14. CPU instruction cycle
• The CPU instruction cycle, also known as the machine cycle, is the sequence
of steps executed by the CPU to fetch, decode, execute, and potentially write
back an instruction from memory.
• It represents the fundamental process through which instructions are
processed and executed within the CPU.
16. CPU instruction cycle
• Fetch: Obtain the next instruction from memory, transferring it to the CPU
for further processing and execution.
• Decode: Interpret the fetched instruction to understand its intended
operation or action within the CPU.
• Execute: Perform the operation or action specified by the decoded
instruction, manipulating data or controlling processes.
• Write back: Store the result of the executed instruction, updating memory
or CPU registers with the outcome of the operation.
17. Understanding the instruction cycle
• Scenario:
• Imagine you have a simple calculator with a display screen. You press the
number "5" followed by the addition sign "+" and then the number "3".
Afterward, you hit the "equals" button "=" to get the result.
• Question:
• Explain how the CPU instruction cycle works using the scenario of using the
calculator. Identify the steps involved in the CPU instruction cycle.

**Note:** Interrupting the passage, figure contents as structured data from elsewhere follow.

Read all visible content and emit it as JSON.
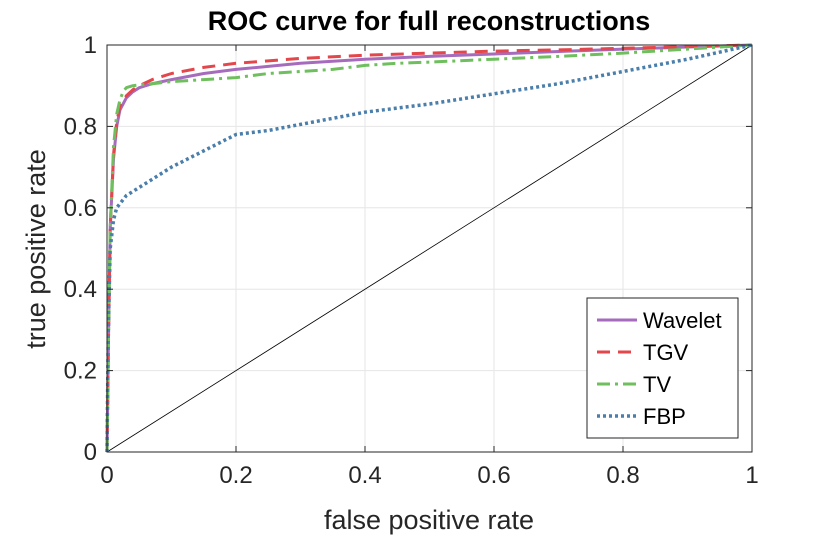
{
  "chart_data": {
    "type": "line",
    "title": "ROC curve for full reconstructions",
    "xlabel": "false positive rate",
    "ylabel": "true positive rate",
    "xlim": [
      0,
      1
    ],
    "ylim": [
      0,
      1
    ],
    "xticks": [
      0,
      0.2,
      0.4,
      0.6,
      0.8,
      1
    ],
    "yticks": [
      0,
      0.2,
      0.4,
      0.6,
      0.8,
      1
    ],
    "xtick_labels": [
      "0",
      "0.2",
      "0.4",
      "0.6",
      "0.8",
      "1"
    ],
    "ytick_labels": [
      "0",
      "0.2",
      "0.4",
      "0.6",
      "0.8",
      "1"
    ],
    "grid": true,
    "legend_position": "bottom-right",
    "reference_line": {
      "x": [
        0,
        1
      ],
      "y": [
        0,
        1
      ],
      "color": "#000000"
    },
    "series": [
      {
        "name": "Wavelet",
        "color": "#a66bbd",
        "style": "solid",
        "x": [
          0,
          0.002,
          0.005,
          0.01,
          0.015,
          0.02,
          0.03,
          0.04,
          0.05,
          0.07,
          0.1,
          0.15,
          0.2,
          0.3,
          0.4,
          0.5,
          0.6,
          0.7,
          0.8,
          0.9,
          1.0
        ],
        "y": [
          0,
          0.25,
          0.55,
          0.72,
          0.8,
          0.84,
          0.87,
          0.885,
          0.895,
          0.905,
          0.915,
          0.93,
          0.94,
          0.955,
          0.965,
          0.972,
          0.978,
          0.984,
          0.99,
          0.995,
          1.0
        ]
      },
      {
        "name": "TGV",
        "color": "#e3464b",
        "style": "dashed",
        "x": [
          0,
          0.002,
          0.005,
          0.01,
          0.015,
          0.02,
          0.03,
          0.04,
          0.05,
          0.07,
          0.1,
          0.15,
          0.2,
          0.3,
          0.4,
          0.5,
          0.6,
          0.7,
          0.8,
          0.9,
          1.0
        ],
        "y": [
          0,
          0.25,
          0.55,
          0.73,
          0.81,
          0.85,
          0.875,
          0.89,
          0.9,
          0.915,
          0.93,
          0.945,
          0.955,
          0.967,
          0.975,
          0.98,
          0.985,
          0.988,
          0.992,
          0.996,
          1.0
        ]
      },
      {
        "name": "TV",
        "color": "#6fbf5e",
        "style": "dashdot",
        "x": [
          0,
          0.002,
          0.005,
          0.01,
          0.015,
          0.02,
          0.025,
          0.03,
          0.04,
          0.05,
          0.07,
          0.1,
          0.15,
          0.2,
          0.25,
          0.3,
          0.35,
          0.4,
          0.45,
          0.5,
          0.6,
          0.7,
          0.8,
          0.9,
          1.0
        ],
        "y": [
          0,
          0.25,
          0.55,
          0.75,
          0.83,
          0.865,
          0.885,
          0.895,
          0.9,
          0.902,
          0.905,
          0.91,
          0.915,
          0.92,
          0.93,
          0.935,
          0.94,
          0.95,
          0.955,
          0.958,
          0.965,
          0.972,
          0.98,
          0.99,
          1.0
        ]
      },
      {
        "name": "FBP",
        "color": "#4a7eab",
        "style": "dotted",
        "x": [
          0,
          0.002,
          0.005,
          0.01,
          0.015,
          0.02,
          0.03,
          0.05,
          0.07,
          0.1,
          0.15,
          0.2,
          0.25,
          0.3,
          0.35,
          0.4,
          0.5,
          0.6,
          0.7,
          0.8,
          0.9,
          1.0
        ],
        "y": [
          0,
          0.3,
          0.5,
          0.57,
          0.6,
          0.61,
          0.63,
          0.65,
          0.67,
          0.7,
          0.74,
          0.78,
          0.79,
          0.805,
          0.82,
          0.835,
          0.855,
          0.88,
          0.905,
          0.935,
          0.965,
          1.0
        ]
      }
    ]
  }
}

18. Solution to above problem
• Fetch: Imagine you press the number "5". The CPU fetches the instruction related to the number "5" from
memory.
• Decode: The CPU interprets the fetched instruction as "display the number 5".
• Execute: The CPU performs the operation, displaying the number "5" on the calculator screen.

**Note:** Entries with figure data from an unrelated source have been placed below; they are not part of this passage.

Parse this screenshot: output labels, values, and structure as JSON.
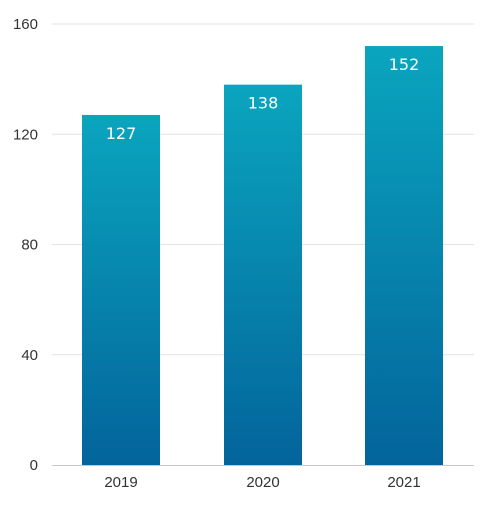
{
  "chart_data": {
    "type": "bar",
    "title": "",
    "xlabel": "",
    "ylabel": "",
    "categories": [
      "2019",
      "2020",
      "2021"
    ],
    "values": [
      127,
      138,
      152
    ],
    "data_labels": [
      "127",
      "138",
      "152"
    ],
    "ylim": [
      0,
      160
    ],
    "yticks": [
      0,
      40,
      80,
      120,
      160
    ],
    "ytick_labels": [
      "0",
      "40",
      "80",
      "120",
      "160"
    ],
    "grid": true,
    "legend": "none",
    "colors": {
      "bar_top": "#0aa5bf",
      "bar_bottom": "#03649b",
      "grid": "#e2e2e2",
      "axis": "#c8c8c8",
      "tick_text": "#333333",
      "value_text": "#ffffff"
    }
  }
}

• Fetch: When you press the addition sign "+", the CPU fetches the instruction related to addition.
• Decode: The CPU interprets the fetched instruction as "perform addition".
• Execute: The CPU adds the numbers "5" and "3".

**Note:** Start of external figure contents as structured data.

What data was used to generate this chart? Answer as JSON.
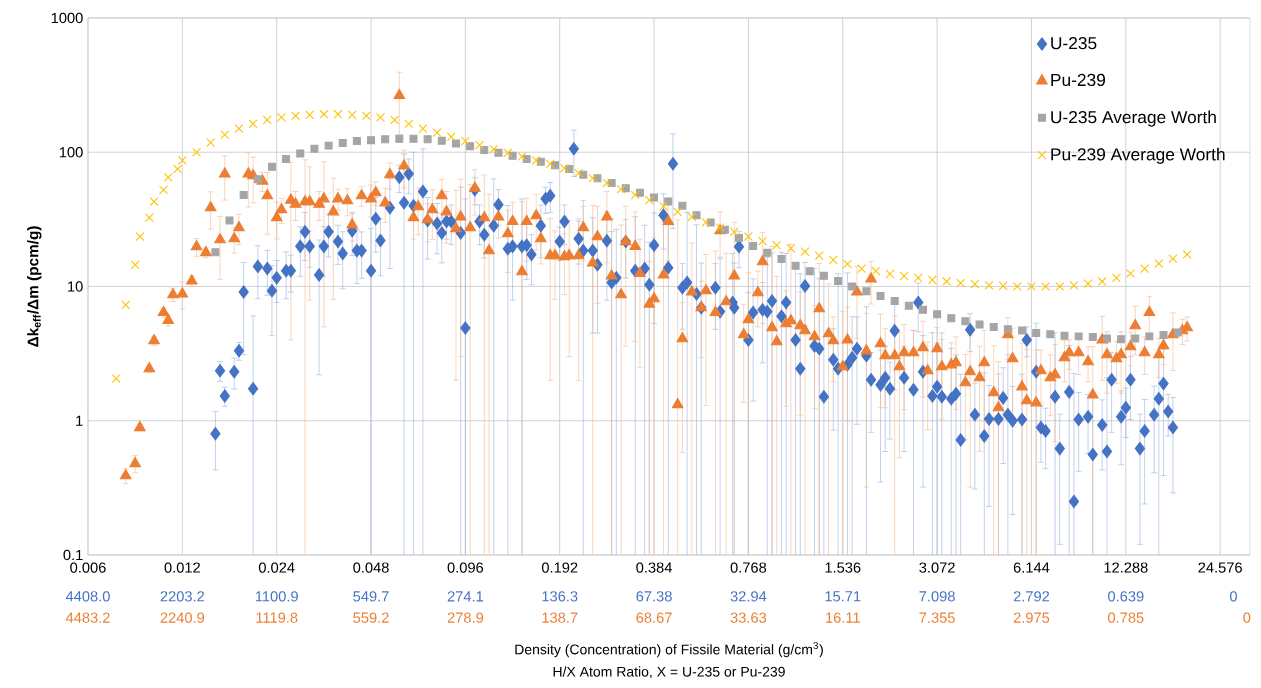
{
  "chart_data": {
    "type": "scatter",
    "xlabel": "Density (Concentration) of Fissile Material (g/cm$^{3}$)",
    "annotations": [
      "H/X Atom Ratio, X = U-235 or Pu-239",
      "4408.0",
      "2203.2",
      "1100.9",
      "549.7",
      "274.1",
      "136.3",
      "67.38",
      "32.94",
      "15.71",
      "7.098",
      "2.792",
      "0.639",
      "0",
      "4483.2",
      "2240.9",
      "1119.8",
      "559.2",
      "278.9",
      "138.7",
      "68.67",
      "33.63",
      "16.11",
      "7.355",
      "2.975",
      "0.785",
      "0"
    ],
    "ylabel": "Δk$_{eff}$/Δm (pcm/g)",
    "log": "xy",
    "grid": true,
    "legend": "top right",
    "xlim": [
      0.006,
      30.6
    ],
    "ylim": [
      0.1,
      1000
    ],
    "xticks": [
      0.006,
      0.012,
      0.024,
      0.048,
      0.096,
      0.192,
      0.384,
      0.768,
      1.536,
      3.072,
      6.144,
      12.288,
      24.576
    ],
    "yticks": [
      0.1,
      1,
      10,
      100,
      1000
    ],
    "series": [
      {
        "name": "U-235",
        "color": "#4472c4",
        "marker": "diamond",
        "x": [
          0.0153,
          0.01583,
          0.01639,
          0.01757,
          0.01819,
          0.01883,
          0.02018,
          0.0209,
          0.0224,
          0.02318,
          0.024,
          0.02572,
          0.02663,
          0.02854,
          0.02955,
          0.03059,
          0.03278,
          0.03394,
          0.03514,
          0.03766,
          0.03899,
          0.04179,
          0.04326,
          0.04479,
          0.048,
          0.04969,
          0.05145,
          0.05514,
          0.05909,
          0.06118,
          0.06334,
          0.06557,
          0.07028,
          0.07275,
          0.07798,
          0.08073,
          0.08357,
          0.08652,
          0.09273,
          0.096,
          0.1029,
          0.1065,
          0.1103,
          0.1182,
          0.1224,
          0.1311,
          0.1358,
          0.1455,
          0.1506,
          0.156,
          0.1671,
          0.173,
          0.1791,
          0.192,
          0.1988,
          0.213,
          0.2206,
          0.2283,
          0.2447,
          0.2533,
          0.2715,
          0.2811,
          0.291,
          0.3119,
          0.3343,
          0.3583,
          0.3709,
          0.384,
          0.4116,
          0.4261,
          0.4411,
          0.4728,
          0.4895,
          0.5245,
          0.5431,
          0.6026,
          0.6238,
          0.684,
          0.6922,
          0.7166,
          0.768,
          0.7951,
          0.8522,
          0.8822,
          0.9133,
          0.9789,
          1.013,
          1.086,
          1.124,
          1.164,
          1.248,
          1.292,
          1.337,
          1.433,
          1.484,
          1.59,
          1.646,
          1.705,
          1.827,
          1.891,
          2.027,
          2.098,
          2.172,
          2.249,
          2.41,
          2.583,
          2.674,
          2.769,
          2.967,
          3.072,
          3.18,
          3.409,
          3.529,
          3.653,
          3.916,
          4.054,
          4.344,
          4.498,
          4.821,
          4.99,
          5.166,
          5.349,
          5.733,
          5.935,
          6.361,
          6.585,
          6.817,
          7.307,
          7.565,
          8.107,
          8.393,
          8.689,
          9.313,
          9.641,
          10.33,
          10.7,
          11.07,
          11.87,
          12.288,
          12.72,
          13.63,
          14.11,
          15.13,
          15.66,
          16.21,
          16.78,
          17.37
        ],
        "values": [
          0.8,
          2.36,
          1.53,
          2.32,
          3.32,
          9.1,
          1.73,
          14.1,
          13.6,
          9.3,
          11.6,
          13.1,
          13.1,
          19.9,
          25.6,
          19.9,
          12.2,
          19.9,
          25.6,
          21.6,
          17.6,
          26,
          18.5,
          18.5,
          13.1,
          32,
          22,
          38.6,
          65,
          42,
          69,
          40,
          51,
          31,
          29.5,
          25,
          30.5,
          30.5,
          25,
          4.9,
          52.6,
          30.5,
          24.3,
          28.4,
          40.7,
          19.1,
          19.9,
          19.9,
          20.3,
          17.3,
          28.4,
          45,
          47.5,
          21.6,
          30.5,
          106,
          22.7,
          18.5,
          18.5,
          14.5,
          21.9,
          10.7,
          11.6,
          21.6,
          13.1,
          13.6,
          10.3,
          20.3,
          34,
          13.8,
          82,
          9.8,
          10.7,
          8.8,
          6.95,
          9.8,
          6.5,
          7.6,
          6.95,
          19.8,
          4.0,
          6.4,
          6.7,
          6.5,
          7.8,
          6.0,
          7.6,
          4.0,
          2.44,
          10.1,
          3.6,
          3.44,
          1.51,
          2.85,
          2.44,
          2.61,
          2.95,
          3.44,
          3.05,
          2.02,
          1.85,
          2.09,
          1.73,
          4.69,
          2.09,
          1.7,
          7.6,
          2.32,
          1.53,
          1.79,
          1.51,
          1.46,
          1.59,
          0.72,
          4.77,
          1.11,
          0.77,
          1.03,
          1.03,
          1.48,
          1.11,
          1.0,
          1.02,
          4.0,
          2.32,
          0.89,
          0.84,
          1.51,
          0.62,
          1.64,
          0.25,
          1.02,
          1.07,
          0.56,
          0.93,
          0.59,
          2.02,
          1.07,
          1.25,
          2.02,
          0.62,
          0.84,
          1.11,
          1.46,
          1.89,
          1.17,
          0.89
        ],
        "errors": [
          0.37,
          0.4,
          0.25,
          0.6,
          0.5,
          6,
          [
            0.1,
            6.03
          ],
          6,
          5,
          5,
          4,
          5,
          4,
          8,
          10,
          6,
          10,
          8,
          9,
          7,
          8,
          9,
          8,
          7,
          [
            0.1,
            27.1
          ],
          14,
          10,
          25,
          15,
          [
            0.1,
            97
          ],
          20,
          [
            0.1,
            100
          ],
          [
            0.1,
            106
          ],
          15,
          12,
          10,
          8,
          10,
          [
            0.1,
            55
          ],
          [
            0.1,
            44.9
          ],
          12,
          10,
          8,
          [
            0.1,
            63.4
          ],
          12,
          [
            0.1,
            40.1
          ],
          12,
          [
            0.1,
            44.9
          ],
          9,
          7,
          12,
          10,
          12,
          6,
          10,
          40,
          8,
          [
            0.1,
            43.5
          ],
          14,
          10,
          14,
          [
            0.1,
            25.7
          ],
          [
            0.1,
            26.6
          ],
          10,
          [
            0.1,
            33.1
          ],
          [
            0.1,
            28.6
          ],
          [
            0.1,
            21.3
          ],
          15,
          15,
          [
            0.1,
            28.8
          ],
          55,
          5,
          [
            0.1,
            35.7
          ],
          [
            0.1,
            28.8
          ],
          [
            0.1,
            14.95
          ],
          5,
          [
            0.1,
            16.5
          ],
          [
            0.1,
            17.6
          ],
          [
            0.1,
            14.95
          ],
          6,
          [
            0.1,
            9
          ],
          5,
          4,
          [
            0.1,
            16.5
          ],
          [
            0.1,
            17.8
          ],
          [
            0.1,
            18
          ],
          [
            0.1,
            17.6
          ],
          [
            0.1,
            14
          ],
          [
            0.1,
            12.44
          ],
          5,
          [
            0.1,
            13.6
          ],
          [
            0.1,
            11.44
          ],
          [
            0.1,
            11.51
          ],
          2,
          [
            0.1,
            12.44
          ],
          [
            0.1,
            12.61
          ],
          [
            0.1,
            5.95
          ],
          2.5,
          [
            0.1,
            7.05
          ],
          1.2,
          1.5,
          1.5,
          1.0,
          3,
          1.5,
          [
            0.1,
            4.7
          ],
          3,
          2,
          [
            0.1,
            4.53
          ],
          [
            0.1,
            3.79
          ],
          [
            0.1,
            4.51
          ],
          [
            0.1,
            3.46
          ],
          [
            0.1,
            3.09
          ],
          [
            0.1,
            2.22
          ],
          1.5,
          0.8,
          [
            0.1,
            2.27
          ],
          0.8,
          [
            0.1,
            2.23
          ],
          1.0,
          [
            0.1,
            3.11
          ],
          0.8,
          [
            0.1,
            2.22
          ],
          1,
          [
            0.1,
            5.32
          ],
          0.4,
          0.4,
          [
            0.1,
            4.51
          ],
          0.5,
          [
            0.1,
            3.64
          ],
          [
            0.1,
            2.25
          ],
          0.6,
          0.5,
          [
            0.1,
            1.56
          ],
          0.5,
          [
            0.1,
            2.09
          ],
          1.2,
          0.6,
          0.5,
          1,
          0.5,
          0.6,
          0.7,
          [
            0.1,
            2.96
          ],
          1.5,
          0.4,
          0.6
        ]
      },
      {
        "name": "Pu-239",
        "color": "#ed7d31",
        "marker": "triangle",
        "x": [
          0.007917,
          0.008485,
          0.008785,
          0.009415,
          0.009747,
          0.01045,
          0.01082,
          0.0112,
          0.012,
          0.01286,
          0.01332,
          0.01427,
          0.01477,
          0.01583,
          0.01639,
          0.01757,
          0.01819,
          0.01949,
          0.02018,
          0.02163,
          0.0224,
          0.024,
          0.02485,
          0.02663,
          0.02757,
          0.02955,
          0.03059,
          0.03278,
          0.03394,
          0.03638,
          0.03766,
          0.04036,
          0.04179,
          0.04479,
          0.048,
          0.04969,
          0.05326,
          0.05514,
          0.05909,
          0.06118,
          0.06557,
          0.06788,
          0.07275,
          0.07532,
          0.08073,
          0.08357,
          0.08957,
          0.09273,
          0.09939,
          0.1029,
          0.1103,
          0.1142,
          0.1224,
          0.1311,
          0.1358,
          0.1455,
          0.1506,
          0.1615,
          0.1671,
          0.1791,
          0.1855,
          0.1988,
          0.2058,
          0.2206,
          0.2283,
          0.2447,
          0.2533,
          0.2715,
          0.2811,
          0.3013,
          0.3119,
          0.3343,
          0.3461,
          0.3709,
          0.384,
          0.4116,
          0.4261,
          0.4567,
          0.4728,
          0.5067,
          0.5431,
          0.5622,
          0.6026,
          0.6238,
          0.652,
          0.6922,
          0.7419,
          0.768,
          0.8231,
          0.8522,
          0.9133,
          0.9455,
          1.013,
          1.049,
          1.124,
          1.164,
          1.248,
          1.292,
          1.384,
          1.433,
          1.536,
          1.59,
          1.705,
          1.827,
          1.891,
          2.027,
          2.098,
          2.249,
          2.328,
          2.41,
          2.583,
          2.769,
          2.866,
          3.072,
          3.18,
          3.409,
          3.529,
          3.782,
          3.916,
          4.196,
          4.344,
          4.656,
          4.821,
          5.166,
          5.349,
          5.733,
          5.935,
          6.361,
          6.585,
          7.058,
          7.307,
          7.831,
          8.107,
          8.689,
          9.313,
          9.641,
          10.33,
          10.7,
          11.47,
          11.87,
          12.72,
          13.17,
          14.11,
          14.61,
          15.66,
          16.21,
          17.37,
          18.62,
          19.28
        ],
        "values": [
          0.39,
          0.48,
          0.89,
          2.44,
          3.95,
          6.4,
          5.6,
          8.7,
          8.8,
          11,
          19.8,
          17.9,
          38.7,
          22.3,
          69,
          22.7,
          27.4,
          69,
          67,
          61,
          47.5,
          32.6,
          37.4,
          44,
          41,
          42.9,
          42.9,
          41,
          45,
          36,
          45,
          43.6,
          28.8,
          47.5,
          45,
          50,
          42,
          68,
          265,
          79,
          32.6,
          39.3,
          31.5,
          37.4,
          47.5,
          36,
          27,
          33,
          27.4,
          54,
          32.6,
          18.5,
          33,
          24.7,
          30.5,
          12.9,
          30.5,
          33.7,
          22.7,
          17,
          17,
          16.7,
          17,
          17,
          27.4,
          15,
          23.5,
          33,
          12,
          8.7,
          21.6,
          19.9,
          12.5,
          7.4,
          8.1,
          12.2,
          30.5,
          1.32,
          4.08,
          9.1,
          6.95,
          9.3,
          6.4,
          26,
          7.7,
          12,
          4.37,
          5.66,
          9,
          15.3,
          4.93,
          3.88,
          5.28,
          5.56,
          5.1,
          4.69,
          4.23,
          6.83,
          4.45,
          3.95,
          2.53,
          4,
          9.1,
          3.32,
          11.4,
          3.75,
          3.05,
          3.05,
          2.53,
          3.21,
          3.21,
          3.5,
          2.36,
          3.44,
          2.53,
          2.61,
          2.71,
          1.92,
          2.32,
          2.09,
          2.71,
          1.62,
          1.25,
          4.37,
          2.9,
          1.79,
          1.41,
          1.36,
          2.36,
          2.09,
          2.2,
          2.95,
          3.21,
          3.21,
          2.75,
          1.56,
          4,
          3.1,
          2.9,
          3.1,
          3.56,
          5.1,
          3.21,
          6.4,
          3.1,
          3.62,
          4.37,
          4.69,
          4.93
        ],
        "errors": [
          0.05,
          0.07,
          0.05,
          0.15,
          0.3,
          0.5,
          0.5,
          1,
          2,
          1,
          3,
          1.5,
          12,
          11,
          25,
          5,
          7,
          30,
          25,
          10,
          23,
          10,
          8,
          40,
          10,
          [
            0.1,
            87.9
          ],
          35,
          10,
          40,
          28,
          8,
          10,
          7,
          8,
          12,
          10,
          12,
          15,
          130,
          25,
          10,
          15,
          10,
          15,
          15,
          15,
          25,
          30,
          [
            0.1,
            57.4
          ],
          20,
          [
            0.1,
            67.6
          ],
          [
            0.1,
            48.5
          ],
          10,
          12,
          12,
          [
            0.1,
            42.9
          ],
          15,
          15,
          8,
          15,
          9,
          8,
          14,
          15,
          12,
          [
            0.1,
            40
          ],
          16,
          18,
          [
            0.1,
            32
          ],
          [
            0.1,
            28.7
          ],
          18,
          16,
          10,
          [
            0.1,
            15.4
          ],
          [
            0.1,
            23.1
          ],
          [
            0.1,
            30.2
          ],
          15,
          [
            0.1,
            31.32
          ],
          3.5,
          [
            0.1,
            21.1
          ],
          4,
          8,
          [
            0.1,
            18.4
          ],
          10,
          [
            0.1,
            17.7
          ],
          [
            0.1,
            30
          ],
          3,
          [
            0.1,
            12.66
          ],
          4,
          10,
          [
            0.1,
            19.93
          ],
          [
            0.1,
            11.88
          ],
          4,
          [
            0.1,
            20.56
          ],
          4,
          [
            0.1,
            10.69
          ],
          3,
          [
            0.1,
            14.83
          ],
          [
            0.1,
            10.45
          ],
          2,
          [
            0.1,
            6.53
          ],
          3,
          5,
          3,
          4,
          2.5,
          1.8,
          [
            0.1,
            6.05
          ],
          2,
          2,
          1.5,
          2,
          1.5,
          1.5,
          1.5,
          1.2,
          1.5,
          1.2,
          2,
          1.5,
          2,
          [
            0.1,
            3.62
          ],
          [
            0.1,
            2.75
          ],
          1.5,
          2,
          [
            0.1,
            3.79
          ],
          [
            0.1,
            3.41
          ],
          [
            0.1,
            3.36
          ],
          1,
          1,
          1.5,
          1,
          0.8,
          1,
          0.8,
          [
            0.1,
            3.56
          ],
          2,
          1.5,
          1,
          1.5,
          1,
          2,
          1,
          2,
          1,
          1,
          2,
          1,
          1
        ]
      },
      {
        "name": "U-235 Average Worth",
        "color": "#a5a5a5",
        "marker": "square",
        "x": [
          0.0153,
          0.01697,
          0.01883,
          0.0209,
          0.02318,
          0.02572,
          0.02854,
          0.03167,
          0.03514,
          0.03899,
          0.04326,
          0.048,
          0.05326,
          0.05909,
          0.06557,
          0.07275,
          0.08073,
          0.08957,
          0.09939,
          0.1103,
          0.1224,
          0.1358,
          0.1506,
          0.1671,
          0.1855,
          0.2058,
          0.2283,
          0.2533,
          0.2811,
          0.3119,
          0.3461,
          0.384,
          0.4261,
          0.4728,
          0.5245,
          0.582,
          0.6458,
          0.7166,
          0.7951,
          0.8822,
          0.9789,
          1.086,
          1.205,
          1.337,
          1.484,
          1.646,
          1.827,
          2.027,
          2.249,
          2.495,
          2.769,
          3.072,
          3.409,
          3.782,
          4.196,
          4.656,
          5.166,
          5.733,
          6.361,
          7.058,
          7.831,
          8.689,
          9.641,
          10.7,
          11.87,
          13.17,
          14.61,
          16.21,
          17.99
        ],
        "values": [
          18,
          31,
          48,
          63,
          78,
          89,
          98,
          106,
          112,
          117,
          121,
          123,
          125,
          126,
          126,
          125,
          122,
          116,
          111,
          104,
          99,
          94,
          89,
          85,
          80,
          75,
          68,
          64,
          59,
          54,
          50,
          46,
          43,
          40,
          34,
          30,
          26.5,
          23,
          20,
          17.8,
          16,
          14.3,
          13,
          12,
          11,
          10,
          9.2,
          8.5,
          7.8,
          7.2,
          6.7,
          6.2,
          5.8,
          5.5,
          5.2,
          5.0,
          4.8,
          4.7,
          4.5,
          4.4,
          4.3,
          4.25,
          4.2,
          4.1,
          4.05,
          4.1,
          4.25,
          4.35,
          4.55
        ]
      },
      {
        "name": "Pu-239 Average Worth",
        "color": "#ffc000",
        "marker": "cross",
        "x": [
          0.007387,
          0.007917,
          0.008485,
          0.008785,
          0.009415,
          0.009747,
          0.01045,
          0.01082,
          0.01159,
          0.012,
          0.01332,
          0.01477,
          0.01639,
          0.01819,
          0.02018,
          0.0224,
          0.02485,
          0.02757,
          0.03059,
          0.03394,
          0.03766,
          0.04179,
          0.04637,
          0.05145,
          0.05708,
          0.06334,
          0.07028,
          0.07798,
          0.08652,
          0.096,
          0.1065,
          0.1182,
          0.1311,
          0.1455,
          0.1615,
          0.1791,
          0.1988,
          0.2206,
          0.2447,
          0.2715,
          0.3013,
          0.3343,
          0.3709,
          0.4116,
          0.4567,
          0.5067,
          0.5622,
          0.6238,
          0.6922,
          0.768,
          0.8522,
          0.9455,
          1.049,
          1.164,
          1.292,
          1.433,
          1.59,
          1.764,
          1.958,
          2.172,
          2.41,
          2.674,
          2.967,
          3.293,
          3.653,
          4.054,
          4.498,
          4.99,
          5.537,
          6.144,
          6.817,
          7.565,
          8.393,
          9.313,
          10.33,
          11.47,
          12.72,
          14.11,
          15.66,
          17.37,
          19.28
        ],
        "values": [
          2.06,
          7.3,
          14.5,
          23.5,
          32.6,
          42.9,
          52.5,
          65,
          75,
          87,
          100,
          118,
          135,
          150,
          163,
          174,
          182,
          187,
          190,
          192,
          192,
          190,
          187,
          182,
          174,
          163,
          150,
          140,
          130,
          121,
          113,
          105,
          99,
          93,
          87,
          82,
          76,
          70,
          64,
          59,
          53,
          48,
          44,
          39.5,
          36,
          33,
          30,
          27.5,
          25.5,
          23.5,
          21.8,
          20.3,
          19.2,
          18.2,
          17,
          15.8,
          14.7,
          13.6,
          13,
          12.4,
          12,
          11.6,
          11.2,
          10.9,
          10.6,
          10.4,
          10.2,
          10.1,
          10,
          10,
          10,
          10,
          10.2,
          10.5,
          10.9,
          11.6,
          12.5,
          13.6,
          14.8,
          16.1,
          17.3
        ]
      }
    ]
  }
}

• Fetch: The CPU fetches the instruction for displaying the result.
• Decode: The CPU interprets the fetched instruction as "display the result".
• Execute: The CPU displays the result, which is "8", on the calculator screen.
19. Another example
• Scenario:
• Consider a simple computer program that adds two numbers: 10 and 20. The
program is stored in the computer's memory. The CPU fetches the
instructions, executes the addition, and writes back the result to memory.
• Question:
• Describe the CPU instruction cycle involved in executing the addition of 10
and 20, including the "write back" step.
20. Solution
• Fetch: The CPU fetches the instruction to add two numbers from memory.
• Decode: The CPU deciphers the fetched instruction as an addition
operation.
• Execute: The CPU performs the addition of 10 and 20, resulting in 30.
• Write back: The CPU writes back the result (30) to the specified memory
location for storage or further processing.